Hey dudes. I have a quick question about the offset of some wheels I might purchase. My 337 have the stock bbs rc wheels that are beyond repairable. Those wheels I believe are 18x8 et32. The new wheels will be 18x8 et 35.

Not much different. 
Will these rub with the 3mm extra? Will they tuck inwards and look like a hotwheels car? Im just not sure I really need spacers. Thanks


----------



## JettaGT8V80 (Jun 12, 2003)

the stock wheels are 7.5 et 38 youll be fine with the 8 et 35 it will sit out a little further


----------



## [email protected] (Apr 9, 2008)

An ET35 18x8" would work. 337? Nice! Not too many on the road any more. :thumbup:


----------



## glifahrenheitcameron (Sep 14, 2011)

You'll be fine.....3mm isn't going to make much of a difference.


----------



## sellingthewind (Jan 28, 2008)

*Thanks!*

Thank you so much guys. I cant believe i noobed it and said my stock RC wheels were totally different dimensions. Ive been in the Audi game too long i guess. I think this would look sick without spacers then.

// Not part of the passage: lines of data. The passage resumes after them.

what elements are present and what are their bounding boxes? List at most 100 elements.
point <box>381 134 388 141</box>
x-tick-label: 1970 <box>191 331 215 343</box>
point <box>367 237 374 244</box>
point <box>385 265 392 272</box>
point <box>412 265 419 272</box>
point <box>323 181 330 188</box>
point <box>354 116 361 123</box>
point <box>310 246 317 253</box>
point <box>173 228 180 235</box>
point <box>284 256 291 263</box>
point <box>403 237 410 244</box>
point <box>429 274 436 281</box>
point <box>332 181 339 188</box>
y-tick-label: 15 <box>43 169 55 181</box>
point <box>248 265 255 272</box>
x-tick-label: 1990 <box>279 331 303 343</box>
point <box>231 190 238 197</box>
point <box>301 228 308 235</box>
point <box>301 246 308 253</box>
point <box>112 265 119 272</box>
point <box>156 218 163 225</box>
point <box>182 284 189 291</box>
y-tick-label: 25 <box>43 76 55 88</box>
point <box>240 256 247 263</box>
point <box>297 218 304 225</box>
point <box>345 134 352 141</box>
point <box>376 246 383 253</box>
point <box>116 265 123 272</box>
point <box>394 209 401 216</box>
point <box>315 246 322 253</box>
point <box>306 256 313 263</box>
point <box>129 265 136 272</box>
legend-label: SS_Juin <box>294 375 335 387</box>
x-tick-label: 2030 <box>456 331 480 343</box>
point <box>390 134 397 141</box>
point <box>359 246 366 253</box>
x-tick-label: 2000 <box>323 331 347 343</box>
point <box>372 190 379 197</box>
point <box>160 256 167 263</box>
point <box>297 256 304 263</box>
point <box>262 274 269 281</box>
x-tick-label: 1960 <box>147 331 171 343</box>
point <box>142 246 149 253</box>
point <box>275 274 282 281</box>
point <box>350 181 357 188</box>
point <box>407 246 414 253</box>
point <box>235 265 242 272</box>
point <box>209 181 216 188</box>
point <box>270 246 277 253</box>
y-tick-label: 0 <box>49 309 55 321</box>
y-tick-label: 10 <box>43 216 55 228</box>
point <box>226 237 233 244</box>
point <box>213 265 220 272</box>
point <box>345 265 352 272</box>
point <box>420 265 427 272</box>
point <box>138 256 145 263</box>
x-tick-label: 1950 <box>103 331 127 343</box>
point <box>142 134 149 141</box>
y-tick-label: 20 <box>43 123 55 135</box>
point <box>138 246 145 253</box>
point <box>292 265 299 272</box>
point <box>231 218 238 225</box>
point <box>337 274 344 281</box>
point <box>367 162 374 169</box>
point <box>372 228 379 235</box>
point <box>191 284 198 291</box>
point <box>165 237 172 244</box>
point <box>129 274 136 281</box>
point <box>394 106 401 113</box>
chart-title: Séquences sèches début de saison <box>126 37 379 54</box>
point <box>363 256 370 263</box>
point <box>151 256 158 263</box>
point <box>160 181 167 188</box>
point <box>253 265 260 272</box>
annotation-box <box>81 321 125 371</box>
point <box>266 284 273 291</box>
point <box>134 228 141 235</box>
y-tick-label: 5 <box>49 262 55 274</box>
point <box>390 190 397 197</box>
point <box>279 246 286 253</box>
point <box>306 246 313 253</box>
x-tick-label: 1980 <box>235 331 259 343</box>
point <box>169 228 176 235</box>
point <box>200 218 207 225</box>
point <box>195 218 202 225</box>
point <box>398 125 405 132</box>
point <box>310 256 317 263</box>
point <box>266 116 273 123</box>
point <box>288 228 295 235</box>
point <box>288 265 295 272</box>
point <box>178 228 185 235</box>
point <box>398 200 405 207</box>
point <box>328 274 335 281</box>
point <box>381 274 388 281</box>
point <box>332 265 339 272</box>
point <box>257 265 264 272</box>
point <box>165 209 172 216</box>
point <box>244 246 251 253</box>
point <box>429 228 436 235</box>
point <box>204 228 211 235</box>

As for the 337, thanks for the compliment. It has been such a love/hate relationship but im still trying to keep it fresh. It has 173000 miles on it and I have to drive it through this winter.(audi is out):facepalm:

The Vortex Community is pretty damn great. Im happy that people had the time to reply. Thanks again.


----------



## glifahrenheitcameron (Sep 14, 2011)

sellingthewind said:


> Thank you so much guys. I cant believe i noobed it and said my stock RC wheels were totally different dimensions. Ive been in the Audi game too long i guess. I think this would look sick without spacers then.
> 
> As for the 337, thanks for the compliment. It has been such a love/hate relationship but im still trying to keep it fresh. It has 173000 miles on it and I have to drive it through this winter.(audi is out):facepalm:
> 
> The Vortex Community is pretty damn great. Im happy that people had the time to reply. Thanks again.


:thumbup:


----------